There will be a general election November 3. Barring a highly unusual act of Congress, it cannot be postponed, nor should it. We’ve had elections during wars and the Great Depression.
What we should be doing is preparing to get ready for the real possibility that it could be too dangerous for poll workers and voters alike if we all vote in person.
That means quickly shifting towards safe voting by mail — at least as an option.
About a quarter of voters cast ballots by mail and absentee ballots in 2016.
“The ideal of an election is that every voice can be heard,” said Frank LaRose, Ohio’s Secretary of State.
In a first, Ohio’s April primary is shifting largely to mailed ballots — and is preparing to do the same for the general election, when normally about 75 percent of people vote in person.
LaRose’s official website makes no mention of his political party. It does say he is trying to “deliver a thriving democracy” for Ohio.
“I think that both parties compete and earn the votes of the public,” he told me.
Compare that to this: “Republicans should fight very hard when it comes to statewide mail-in voting. Democrats are clamoring for it. Tremendous potential for voter fraud, and for whatever reason, doesn’t work out well for Republicans.”
That was a tweet from President Trump (who voted by mail in 2018).
Not that it matters, but like Trump, LaRose is a Republican.
“I think that people who want to vote for Republicans are going to do so and people who want to vote for Democrats are going to do so,” LaRose told me.

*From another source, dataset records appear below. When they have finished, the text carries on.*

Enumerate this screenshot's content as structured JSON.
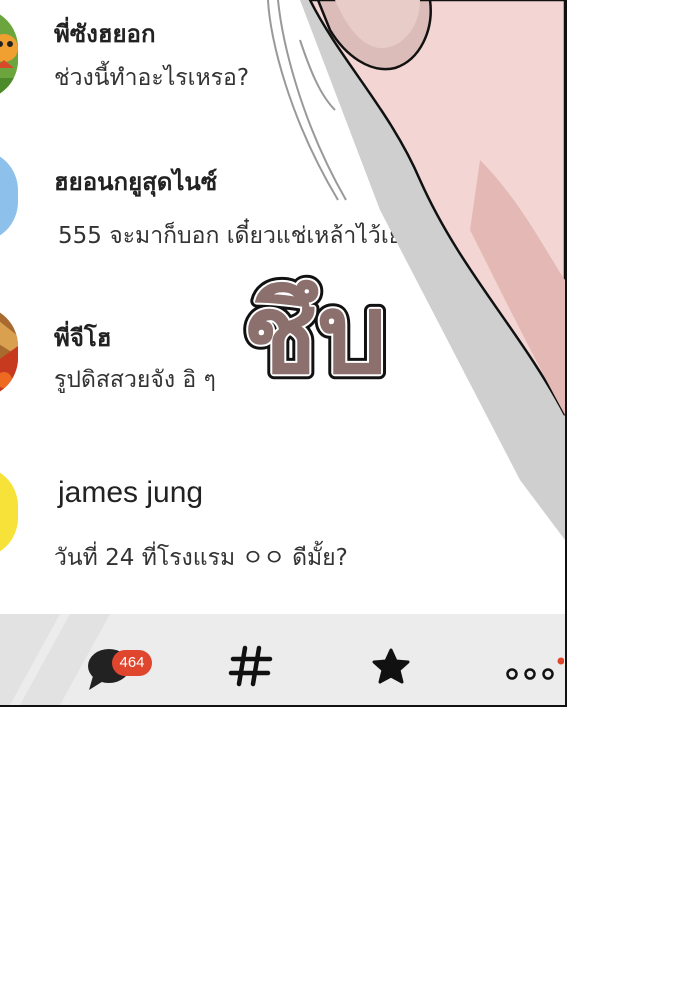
{
  "chats": [
    {
      "name": "พี่ซังฮยอก",
      "preview": "ช่วงนี้ทำอะไรเหรอ?"
    },
    {
      "name": "ฮยอนกยูสุดไนซ์",
      "preview": "555 จะมาก็บอก เดี๋ยวแช่เหล้าไว้เย็น"
    },
    {
      "name": "พี่จีโฮ",
      "preview": "รูปดิสสวยจัง อิ ๆ"
    },
    {
      "name": "james jung",
      "preview": "วันที่ 24 ที่โรงแรม ㅇㅇ ดีมั้ย?"
    }
  ],
  "tabs": {
    "chats_badge": "464",
    "tab_icons": [
      "chat-bubble-icon",
      "hashtag-icon",
      "star-icon",
      "more-icon"
    ]
  },
  "sfx": "ชึบ",
  "colors": {
    "badge": "#e0452d",
    "sfx_fill": "#8c706e",
    "bar": "#ececec",
    "avatar_blue": "#8ec0ec",
    "avatar_yellow": "#f7e23a"
  }
}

The recently-passed stimulus bill gives $400 million in election aid; observers seeking to safely expand ease of safe voting say that’s well below what is needed.
Of Democrats’ efforts to do just that, Trump candidly counters: “They had levels of voting, that if you ever agreed to it you'd never have a Republican elected in this country again.”

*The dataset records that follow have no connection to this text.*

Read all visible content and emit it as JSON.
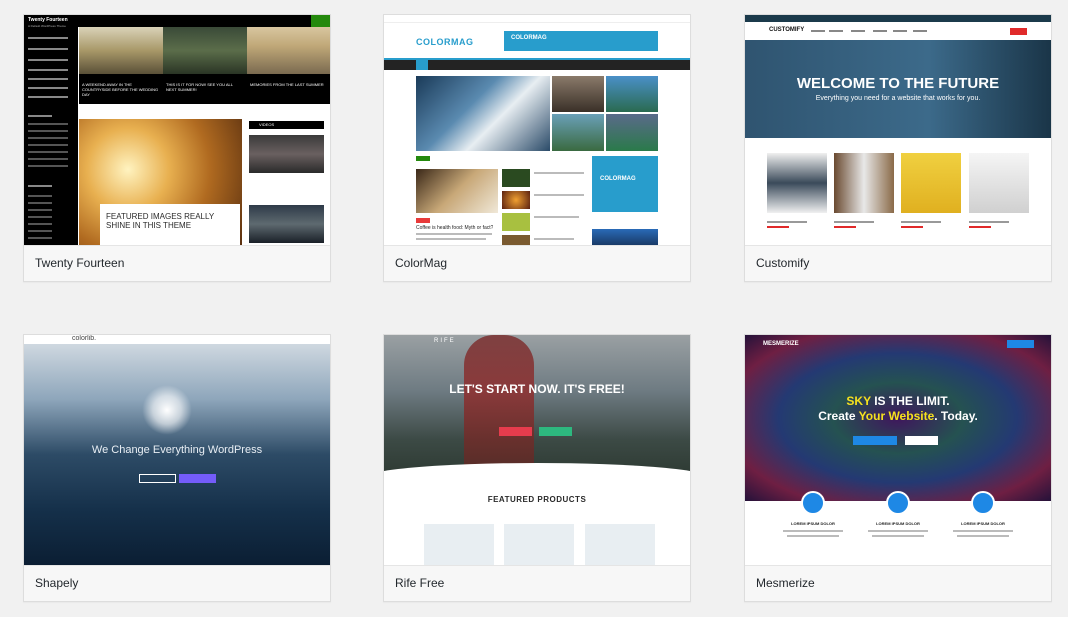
{
  "themes": [
    {
      "name": "Twenty Fourteen",
      "preview": {
        "site_title": "Twenty Fourteen",
        "tagline": "A Default WordPress Theme",
        "tiles": [
          "A WEEKEND AWAY IN THE COUNTRYSIDE BEFORE THE WEDDING DAY",
          "THIS IS IT FOR NOW! SEE YOU ALL NEXT SUMMER!",
          "MEMORIES FROM THE LAST SUMMER"
        ],
        "featured_title": "FEATURED IMAGES REALLY SHINE IN THIS THEME",
        "widget": "VIDEOS",
        "accent": "#24890d"
      }
    },
    {
      "name": "ColorMag",
      "preview": {
        "logo": "COLORMAG",
        "ad_text": "COLORMAG",
        "box_text": "COLORMAG",
        "accent": "#289dcc",
        "headline": "Coffee is health food: Myth or fact?"
      }
    },
    {
      "name": "Customify",
      "preview": {
        "logo": "CUSTOMIFY",
        "hero_title": "WELCOME TO THE FUTURE",
        "hero_sub": "Everything you need for a website that works for you.",
        "accent": "#e02a2a"
      }
    },
    {
      "name": "Shapely",
      "preview": {
        "logo": "colorlib.",
        "hero_title": "We Change Everything WordPress",
        "accent": "#745cf9"
      }
    },
    {
      "name": "Rife Free",
      "preview": {
        "logo": "RIFE",
        "hero_title": "LET'S START NOW. IT'S FREE!",
        "section_title": "FEATURED PRODUCTS",
        "accent": "#e63c4d"
      }
    },
    {
      "name": "Mesmerize",
      "preview": {
        "logo": "MESMERIZE",
        "hero_line1_a": "SKY",
        "hero_line1_b": " IS THE LIMIT.",
        "hero_line2_a": "Create ",
        "hero_line2_b": "Your Website",
        "hero_line2_c": ". Today.",
        "feature_titles": [
          "LOREM IPSUM DOLOR",
          "LOREM IPSUM DOLOR",
          "LOREM IPSUM DOLOR"
        ],
        "accent": "#1e88e5",
        "highlight": "#f5e11e"
      }
    }
  ]
}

But a bunch of states already vote largely by mail — states that went for Trump and didn’t. A federal agency (the U.S. Election Assistance Commission) concedes voting has significantly changed since the “Norman Rockwell image of the voter in the polling booth.”
Here’s the caveat: there are “relatively rare” cases of fraud in absentee ballots, says Prof. Richard Hasen, a nationally recognized expert in election law.

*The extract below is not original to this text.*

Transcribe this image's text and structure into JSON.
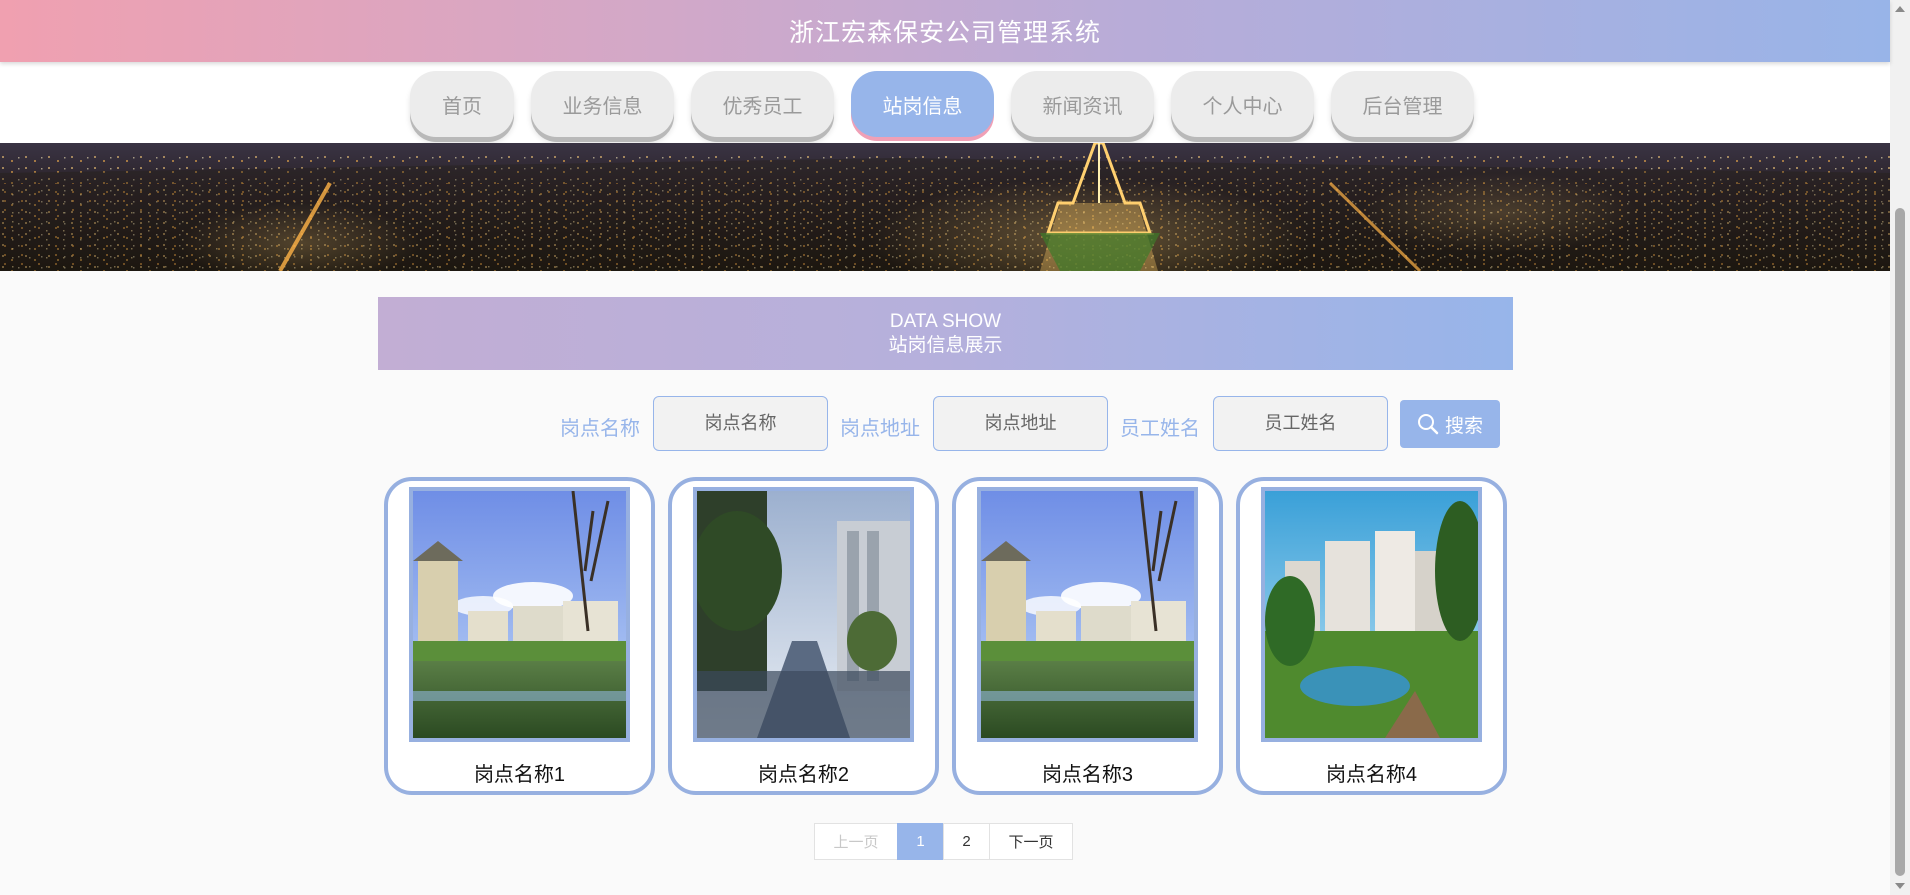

“The best data I've seen shows us fewer than 500 cases over 12 years across the United States involving elections where billions of ballots were cast,” Hasen, professor of law and political science at the University of California, Irvine told me.
“It's not perfect. But without absentee balloting, I fear that in the time of a pandemic, we risk millions of voters potentially being disenfranchised.”
He emails: “Many people apparently did not receive the absentee ballots they requested. Others who received them got them too late to return in time for counting. Some of those people were then unable to vote in person because they were high risk for coronavirus, were out of town, or were otherwise unable to vote on election day.”
If it’s fair elections, and not higher turnout for Democrats, that really concerns the president, he and congressional leaders could add more funding to root out those rare instances of fraud. Perhaps a bipartisan panel could tap his fellow Republican LaRose.
We saw this virus’ death march earlier this year from China to Europe, and we didn’t do enough to save lives.
Let Wisconsin be a warning when it comes to saving our democracy. Luckily for us, we still have time.
Looking out the Window. This morning, I spent a while researching the history of the window, intermittently peering through a pane at whatever green I could find outside. You may find this too solitary for you, too depressing. I also see it as a chance to recognize your view will never be fully the same from one moment to the next. “All Things Must Pass,” George Harrison sang. His album of the same name was released nearly 50 years ago.
Trapped Parent Tip
Baking Cookies. What other way can you feed yourself, comfort your family, buy time, bond with your kids — and have your child learn fractions and measurements? And I learned something from my 9-year-old. Don’t just throw scoops of dough on a buttered sheet, as I’d been doing. Roll them into neat balls, ensuring more even baking.